Both George and Andy hail from a traditional fashion background. George worked in Milan and Paris for ten years, for a myriad of brands from CoSTUME NATIONAL to Cerruti and more. He had actually initially begun his career in tech, but quickly hated it. “So I packed my bags up, sold my car for tuition and moved to New York City,” he tells me. He went to Parsons before going on to spend a decade in the traditional fashion industry. After returning to NYC last year, George began CULT&RAIN as the culmination of brewing frustrations with the old guard of fashion.
“He and I built CULT&RAIN from ground zero,” George references Andy to me as he joins our zoom call. Andy boasts an incredibly impressive career as well, having worked for brands from Margiela to 7 For All Mankind, just to name a few. “Now, we’re trying to make history with CULT&RAIN,” George tells me.
George and Andy both tell me about how their careers informed an overall frustration with the mechanics and bureaucracy of traditional fashion. From the outdated calendar system to the department store pipeline, I’ve heard many of their qualms repeated by others in contemporary fashion. "My last season in Paris, I was just like, ‘Man what am I doing? Why am I designing another collection for runway as if we don’t have enough clothes out there?’”
“It was built out of frustration,” George tells me. Burned out from designing clothing and a lifelong sneakerhead, George initially wanted to produce sneakers. When he had moved back to NYC, his wife made him sell some of sneaker collection (much to his dismay). StockX disappointingly told him some of his coveted pieces were fake. As someone pretty well equipped to verify authenticity on his own, this moment sparked an idea for a way to truly validate authenticity.
The initial idea for CULT&RAIN was to create a line of luxury sneakers, produced in Italy, each with an NFC chip inside tied to the blockchain for ownership authentication.
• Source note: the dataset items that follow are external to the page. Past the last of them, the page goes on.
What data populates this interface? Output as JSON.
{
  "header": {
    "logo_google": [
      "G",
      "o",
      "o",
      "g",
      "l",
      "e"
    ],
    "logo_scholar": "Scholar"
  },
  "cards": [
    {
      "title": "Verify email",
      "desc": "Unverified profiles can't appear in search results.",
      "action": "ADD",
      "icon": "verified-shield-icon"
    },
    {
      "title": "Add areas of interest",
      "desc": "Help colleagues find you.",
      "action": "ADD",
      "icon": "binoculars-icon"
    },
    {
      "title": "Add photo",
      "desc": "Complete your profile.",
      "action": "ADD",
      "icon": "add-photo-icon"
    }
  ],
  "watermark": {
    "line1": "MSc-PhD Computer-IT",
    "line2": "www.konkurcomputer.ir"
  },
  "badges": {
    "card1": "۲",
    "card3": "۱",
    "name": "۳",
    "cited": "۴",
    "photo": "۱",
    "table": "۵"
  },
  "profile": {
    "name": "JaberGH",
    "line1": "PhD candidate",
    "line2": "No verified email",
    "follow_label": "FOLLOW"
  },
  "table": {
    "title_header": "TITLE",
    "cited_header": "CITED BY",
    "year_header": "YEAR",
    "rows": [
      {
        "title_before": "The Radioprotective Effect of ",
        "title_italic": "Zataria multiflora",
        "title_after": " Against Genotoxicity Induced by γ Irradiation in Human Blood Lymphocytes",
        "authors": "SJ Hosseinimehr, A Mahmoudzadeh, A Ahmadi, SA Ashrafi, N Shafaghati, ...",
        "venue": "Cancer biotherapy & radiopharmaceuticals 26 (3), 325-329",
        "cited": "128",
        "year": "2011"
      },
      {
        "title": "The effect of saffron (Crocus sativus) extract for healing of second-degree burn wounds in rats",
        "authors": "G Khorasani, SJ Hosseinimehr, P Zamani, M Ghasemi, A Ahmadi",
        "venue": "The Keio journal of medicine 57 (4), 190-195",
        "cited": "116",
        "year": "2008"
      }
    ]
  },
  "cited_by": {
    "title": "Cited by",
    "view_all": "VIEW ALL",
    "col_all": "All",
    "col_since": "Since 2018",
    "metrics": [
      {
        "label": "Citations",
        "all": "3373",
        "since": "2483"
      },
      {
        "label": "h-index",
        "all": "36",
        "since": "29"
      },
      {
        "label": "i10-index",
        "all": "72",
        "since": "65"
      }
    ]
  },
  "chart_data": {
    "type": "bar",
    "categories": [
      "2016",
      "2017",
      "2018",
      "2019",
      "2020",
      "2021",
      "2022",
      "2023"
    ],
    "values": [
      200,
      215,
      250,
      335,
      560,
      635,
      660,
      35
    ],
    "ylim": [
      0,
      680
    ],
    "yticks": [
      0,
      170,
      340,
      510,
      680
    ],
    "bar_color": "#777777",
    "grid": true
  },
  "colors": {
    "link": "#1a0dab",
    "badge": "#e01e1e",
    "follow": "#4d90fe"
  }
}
The chips aren’t in this first run of shoes (it’s difficult to explain and integrate the kind of technology to Italian factories that have been producing luxury goods the same way for decades), but that initial concept is what led to C&R’s genesis sneaker drop.
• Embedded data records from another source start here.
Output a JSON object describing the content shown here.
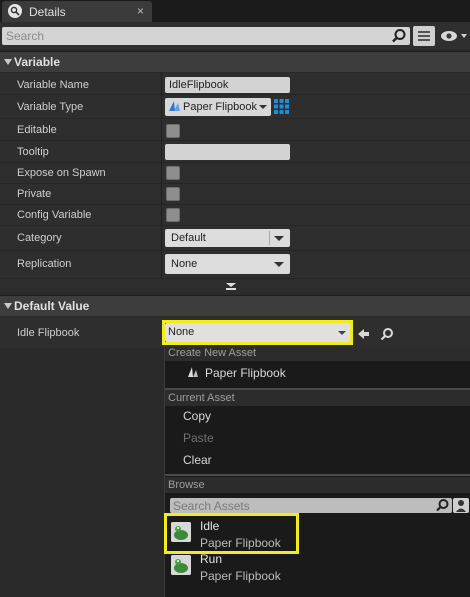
{
  "tab": {
    "title": "Details",
    "close": "×"
  },
  "search": {
    "placeholder": "Search"
  },
  "variable": {
    "section_title": "Variable",
    "rows": {
      "variable_name": {
        "label": "Variable Name",
        "value": "IdleFlipbook"
      },
      "variable_type": {
        "label": "Variable Type",
        "value": "Paper Flipbook"
      },
      "editable": {
        "label": "Editable"
      },
      "tooltip": {
        "label": "Tooltip",
        "value": ""
      },
      "expose_on_spawn": {
        "label": "Expose on Spawn"
      },
      "private": {
        "label": "Private"
      },
      "config_variable": {
        "label": "Config Variable"
      },
      "category": {
        "label": "Category",
        "value": "Default"
      },
      "replication": {
        "label": "Replication",
        "value": "None"
      }
    }
  },
  "default_value": {
    "section_title": "Default Value",
    "label": "Idle Flipbook",
    "value": "None"
  },
  "dropdown": {
    "create_new_header": "Create New Asset",
    "create_item": "Paper Flipbook",
    "current_header": "Current Asset",
    "copy": "Copy",
    "paste": "Paste",
    "clear": "Clear",
    "browse_header": "Browse",
    "search_placeholder": "Search Assets",
    "assets": [
      {
        "name": "Idle",
        "type": "Paper Flipbook"
      },
      {
        "name": "Run",
        "type": "Paper Flipbook"
      }
    ]
  },
  "colors": {
    "highlight": "#f2ec1c",
    "panel": "#2e2e2e",
    "accent_grid": "#1a8fe0"
  }
}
So when NFTs began booming last year, George saw the craze as an opportunity to crowd source funds to eventually build the sneaker model. “I wanted to do ultra luxury, ultra niche, ultra scarcity. The Supreme model, on steroids,” he chuckles to me. So they created the first collection and sold 1,406 sneaker NFTs at .5 ETH each, giving C&R the initial capital needed to start building the rest of George’s ideas.
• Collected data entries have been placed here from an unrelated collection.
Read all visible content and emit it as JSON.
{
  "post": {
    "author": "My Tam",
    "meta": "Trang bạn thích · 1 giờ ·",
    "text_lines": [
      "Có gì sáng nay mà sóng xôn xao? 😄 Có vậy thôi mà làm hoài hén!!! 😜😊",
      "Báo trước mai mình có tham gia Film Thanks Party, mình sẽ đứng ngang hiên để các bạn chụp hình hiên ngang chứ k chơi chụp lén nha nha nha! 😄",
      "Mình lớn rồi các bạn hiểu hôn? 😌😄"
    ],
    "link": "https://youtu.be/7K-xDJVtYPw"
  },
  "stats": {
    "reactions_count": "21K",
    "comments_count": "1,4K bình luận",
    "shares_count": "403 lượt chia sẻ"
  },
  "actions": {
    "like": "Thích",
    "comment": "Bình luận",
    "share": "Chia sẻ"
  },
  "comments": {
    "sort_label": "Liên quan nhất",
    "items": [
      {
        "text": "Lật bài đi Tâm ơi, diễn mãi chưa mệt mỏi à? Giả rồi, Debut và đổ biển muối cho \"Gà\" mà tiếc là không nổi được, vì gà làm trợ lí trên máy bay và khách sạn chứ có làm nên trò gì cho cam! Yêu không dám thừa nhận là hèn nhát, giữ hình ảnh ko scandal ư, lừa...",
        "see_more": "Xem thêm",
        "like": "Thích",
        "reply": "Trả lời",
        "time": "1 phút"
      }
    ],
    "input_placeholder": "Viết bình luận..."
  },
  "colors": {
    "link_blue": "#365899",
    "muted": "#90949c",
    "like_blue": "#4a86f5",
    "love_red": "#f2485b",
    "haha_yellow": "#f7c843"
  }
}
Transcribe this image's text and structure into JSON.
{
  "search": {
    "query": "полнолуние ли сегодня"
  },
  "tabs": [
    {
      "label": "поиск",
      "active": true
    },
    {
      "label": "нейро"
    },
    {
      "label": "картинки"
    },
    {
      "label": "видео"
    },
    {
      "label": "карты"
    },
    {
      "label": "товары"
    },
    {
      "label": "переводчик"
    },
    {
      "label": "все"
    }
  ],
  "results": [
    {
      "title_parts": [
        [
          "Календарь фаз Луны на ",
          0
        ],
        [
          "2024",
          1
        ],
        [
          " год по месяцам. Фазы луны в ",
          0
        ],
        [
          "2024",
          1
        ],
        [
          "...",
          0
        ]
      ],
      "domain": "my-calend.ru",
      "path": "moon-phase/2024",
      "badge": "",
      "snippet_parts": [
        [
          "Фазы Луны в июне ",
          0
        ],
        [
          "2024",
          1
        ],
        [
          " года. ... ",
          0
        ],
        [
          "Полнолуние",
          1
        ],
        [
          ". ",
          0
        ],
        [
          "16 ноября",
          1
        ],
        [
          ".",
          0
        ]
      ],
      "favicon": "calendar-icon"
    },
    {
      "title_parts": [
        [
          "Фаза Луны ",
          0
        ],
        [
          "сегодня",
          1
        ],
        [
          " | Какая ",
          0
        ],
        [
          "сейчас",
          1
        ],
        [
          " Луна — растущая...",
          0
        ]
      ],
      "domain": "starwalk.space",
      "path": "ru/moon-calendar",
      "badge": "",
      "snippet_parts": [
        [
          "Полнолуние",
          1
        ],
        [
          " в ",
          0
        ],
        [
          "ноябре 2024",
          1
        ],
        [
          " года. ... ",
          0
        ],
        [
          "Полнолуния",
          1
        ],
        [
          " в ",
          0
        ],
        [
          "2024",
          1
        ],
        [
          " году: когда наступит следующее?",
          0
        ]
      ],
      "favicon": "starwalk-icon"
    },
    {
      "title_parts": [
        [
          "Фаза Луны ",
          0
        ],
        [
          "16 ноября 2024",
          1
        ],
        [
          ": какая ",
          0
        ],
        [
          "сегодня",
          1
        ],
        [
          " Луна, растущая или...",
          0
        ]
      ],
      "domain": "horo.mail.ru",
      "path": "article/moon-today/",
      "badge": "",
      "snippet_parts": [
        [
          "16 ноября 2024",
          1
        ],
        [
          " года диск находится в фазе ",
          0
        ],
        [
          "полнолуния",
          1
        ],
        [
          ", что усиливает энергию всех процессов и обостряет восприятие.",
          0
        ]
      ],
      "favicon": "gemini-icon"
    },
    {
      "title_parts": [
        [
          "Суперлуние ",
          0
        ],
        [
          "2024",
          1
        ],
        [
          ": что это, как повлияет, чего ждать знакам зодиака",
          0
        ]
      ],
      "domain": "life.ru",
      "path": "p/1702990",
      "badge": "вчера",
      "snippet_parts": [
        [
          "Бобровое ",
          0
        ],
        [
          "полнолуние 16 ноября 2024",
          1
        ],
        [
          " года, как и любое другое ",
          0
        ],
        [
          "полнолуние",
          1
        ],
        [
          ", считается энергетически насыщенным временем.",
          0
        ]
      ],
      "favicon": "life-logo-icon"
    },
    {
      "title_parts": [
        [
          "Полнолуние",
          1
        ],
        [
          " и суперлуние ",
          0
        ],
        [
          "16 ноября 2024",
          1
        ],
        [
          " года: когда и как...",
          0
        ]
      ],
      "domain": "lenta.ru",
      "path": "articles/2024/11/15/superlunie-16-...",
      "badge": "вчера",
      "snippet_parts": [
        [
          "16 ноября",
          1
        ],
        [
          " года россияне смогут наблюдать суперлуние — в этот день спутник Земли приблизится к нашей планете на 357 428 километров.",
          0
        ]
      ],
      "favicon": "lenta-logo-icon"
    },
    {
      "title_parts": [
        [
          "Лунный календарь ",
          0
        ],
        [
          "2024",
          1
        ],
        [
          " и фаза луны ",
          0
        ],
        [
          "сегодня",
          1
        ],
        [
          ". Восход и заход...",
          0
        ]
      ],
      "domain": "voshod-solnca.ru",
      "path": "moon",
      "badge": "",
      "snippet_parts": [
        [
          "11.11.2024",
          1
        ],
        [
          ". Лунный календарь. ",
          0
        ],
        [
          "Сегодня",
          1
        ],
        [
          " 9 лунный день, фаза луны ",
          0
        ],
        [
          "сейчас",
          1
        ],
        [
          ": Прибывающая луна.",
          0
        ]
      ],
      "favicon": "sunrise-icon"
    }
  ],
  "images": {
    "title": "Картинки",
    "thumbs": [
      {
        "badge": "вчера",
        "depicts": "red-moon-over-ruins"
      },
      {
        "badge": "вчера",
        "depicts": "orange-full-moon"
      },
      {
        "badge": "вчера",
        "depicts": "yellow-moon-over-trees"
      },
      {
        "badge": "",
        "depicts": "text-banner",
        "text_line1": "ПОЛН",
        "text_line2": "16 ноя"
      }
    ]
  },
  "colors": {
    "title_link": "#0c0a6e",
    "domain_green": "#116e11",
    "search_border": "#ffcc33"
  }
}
"If RTFKT is Supreme, we want to be like Balenciaga,” George tells me as he shows me the incredible physical prototype of their first sneaker. "I spend half my time on product," he goes on, adding: "Creating sneakers from 0 is impossible basically." Their original collection sold to customers in 41 countries. Couple that with the numerous supply chain issues going on right now, and the shipment of the physical shoes has been delayed a bit.